DNA repair and recombination protein RAD54B is a protein that in humans is encoded by the RAD54B gene.

The protein encoded by this gene belongs to the DEAD-like helicase superfamily. It shares similarity with Saccharomyces cerevisiae RAD54 and RDH54, both of which are involved in homologous recombination and repair of DNA. This protein binds to double-stranded DNA, and displays ATPase activity in the presence of DNA. This gene is highly expressed in testis and spleen, which suggests active roles in meiotic and mitotic recombination.

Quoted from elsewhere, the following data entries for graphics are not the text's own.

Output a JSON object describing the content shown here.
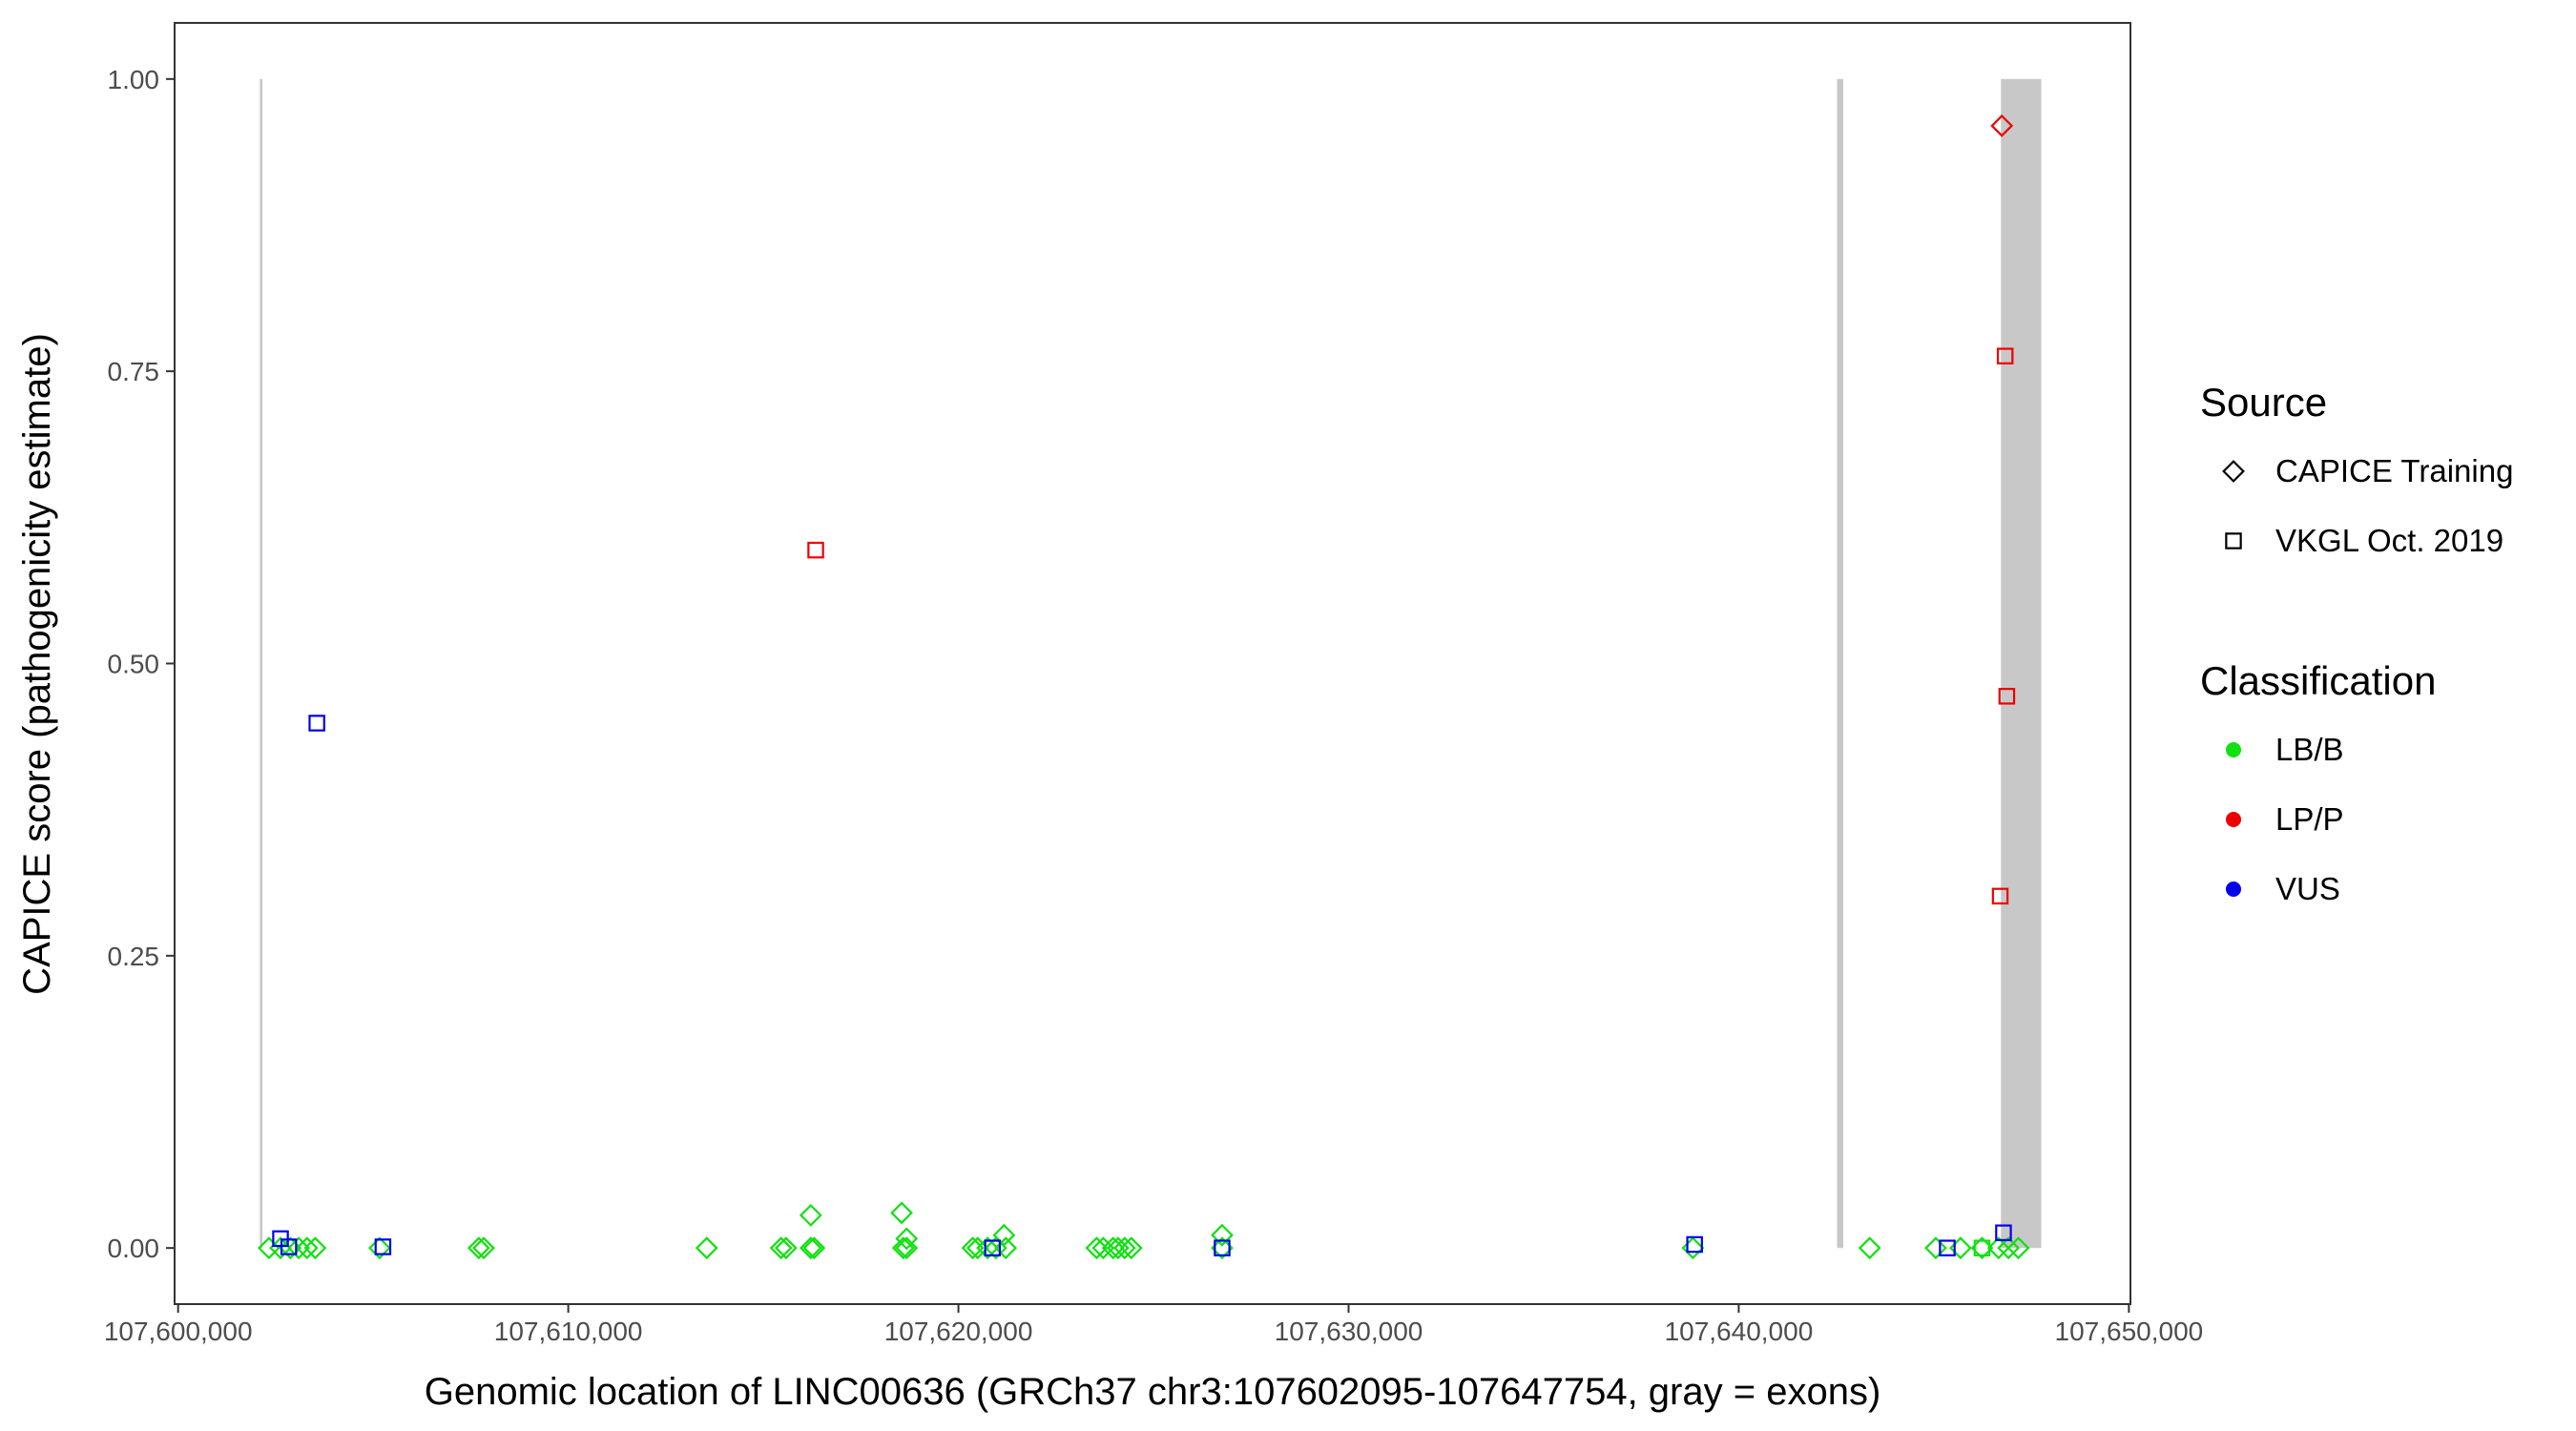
{
  "chart_data": {
    "type": "scatter",
    "x_label": "Genomic location of LINC00636 (GRCh37 chr3:107602095-107647754, gray = exons)",
    "y_label": "CAPICE score (pathogenicity estimate)",
    "xlim": [
      107599910,
      107650040
    ],
    "ylim": [
      -0.048,
      1.048
    ],
    "xticks": [
      {
        "value": 107600000,
        "label": "107,600,000"
      },
      {
        "value": 107610000,
        "label": "107,610,000"
      },
      {
        "value": 107620000,
        "label": "107,620,000"
      },
      {
        "value": 107630000,
        "label": "107,630,000"
      },
      {
        "value": 107640000,
        "label": "107,640,000"
      },
      {
        "value": 107650000,
        "label": "107,650,000"
      }
    ],
    "yticks": [
      {
        "value": 0,
        "label": "0.00"
      },
      0.25,
      {
        "value": 0.5,
        "label": "0.50"
      },
      0.75,
      {
        "value": 1,
        "label": "1.00"
      }
    ],
    "exon_color": "#c8c8c8",
    "exons": [
      [
        107602095,
        107602160
      ],
      [
        107642520,
        107642680
      ],
      [
        107646720,
        107647754
      ]
    ],
    "exon_ylim": [
      0,
      1
    ],
    "legend": {
      "position": "right",
      "groups": [
        {
          "title": "Source",
          "entries": [
            {
              "label": "CAPICE Training",
              "shape": "diamond"
            },
            {
              "label": "VKGL Oct. 2019",
              "shape": "square"
            }
          ]
        },
        {
          "title": "Classification",
          "entries": [
            {
              "label": "LB/B",
              "color": "#11e011"
            },
            {
              "label": "LP/P",
              "color": "#ee0000"
            },
            {
              "label": "VUS",
              "color": "#0000ee"
            }
          ]
        }
      ]
    },
    "series": [
      {
        "source": "CAPICE Training",
        "classification": "LB/B",
        "x": [
          107602329,
          107602625,
          107602879,
          107603091,
          107603303,
          107603514,
          107605165,
          107607706,
          107607833,
          107613549,
          107615454,
          107615581,
          107616216,
          107616301,
          107618587,
          107618672,
          107620366,
          107620493,
          107620747,
          107620959,
          107621213,
          107623542,
          107623711,
          107623965,
          107624092,
          107624261,
          107624431,
          107626759,
          107638826,
          107643357,
          107645050,
          107645685,
          107646236,
          107646659,
          107646913,
          107647167,
          107616216,
          107618545,
          107618672,
          107621170,
          107626759
        ],
        "y": [
          0,
          0,
          0,
          0,
          0,
          0,
          0,
          0,
          0,
          0,
          0,
          0,
          0,
          0,
          0,
          0,
          0,
          0,
          0,
          0,
          0,
          0,
          0,
          0,
          0,
          0,
          0,
          0,
          0,
          0,
          0,
          0,
          0,
          0,
          0,
          0,
          0.028,
          0.03,
          0.008,
          0.011,
          0.011
        ]
      },
      {
        "source": "CAPICE Training",
        "classification": "LP/P",
        "x": [
          107646744
        ],
        "y": [
          0.96
        ]
      },
      {
        "source": "VKGL Oct. 2019",
        "classification": "LB/B",
        "x": [
          107646236
        ],
        "y": [
          0
        ]
      },
      {
        "source": "VKGL Oct. 2019",
        "classification": "LP/P",
        "x": [
          107616343,
          107646829,
          107646871,
          107646702
        ],
        "y": [
          0.597,
          0.763,
          0.472,
          0.301
        ]
      },
      {
        "source": "VKGL Oct. 2019",
        "classification": "VUS",
        "x": [
          107603557,
          107602625,
          107602837,
          107605250,
          107620874,
          107626759,
          107638869,
          107645346,
          107646786
        ],
        "y": [
          0.449,
          0.008,
          0.001,
          0.001,
          0,
          0,
          0.003,
          0,
          0.013
        ]
      }
    ]
  }
}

Homozygous mutations of this gene were observed in primary lymphoma and colon cancer.

Interactions
RAD54B has been shown to interact with RAD51.

Cancer

The RAD54B gene is somatically mutated or deleted in numerous types of cancer including colorectal cancer (~3.3%), breast cancer (~3.4%), and lung cancer (~2.6%).   In North America, these three cancers alone account for about 20,500 individuals diagnosed annually with RAD54B defective cancer.  In a pre-clinical study, colon cancer cells defective in RAD54B were determined to be selectively killed by inhibitors of the DNA repair protein PARP1.   Inhibitors of PARP1 likely impede alternative DNA repair responses that might otherwise compensate for loss of the RAD54B pathway in cancer cells.  Thus RAD54B-deficient cancer cells treated with a PARP1 inhibitor are apparently more vulnerable to killing by naturally occurring DNA damages than non-cancerous cells without a RAD54 defect (see article Synthetic lethality).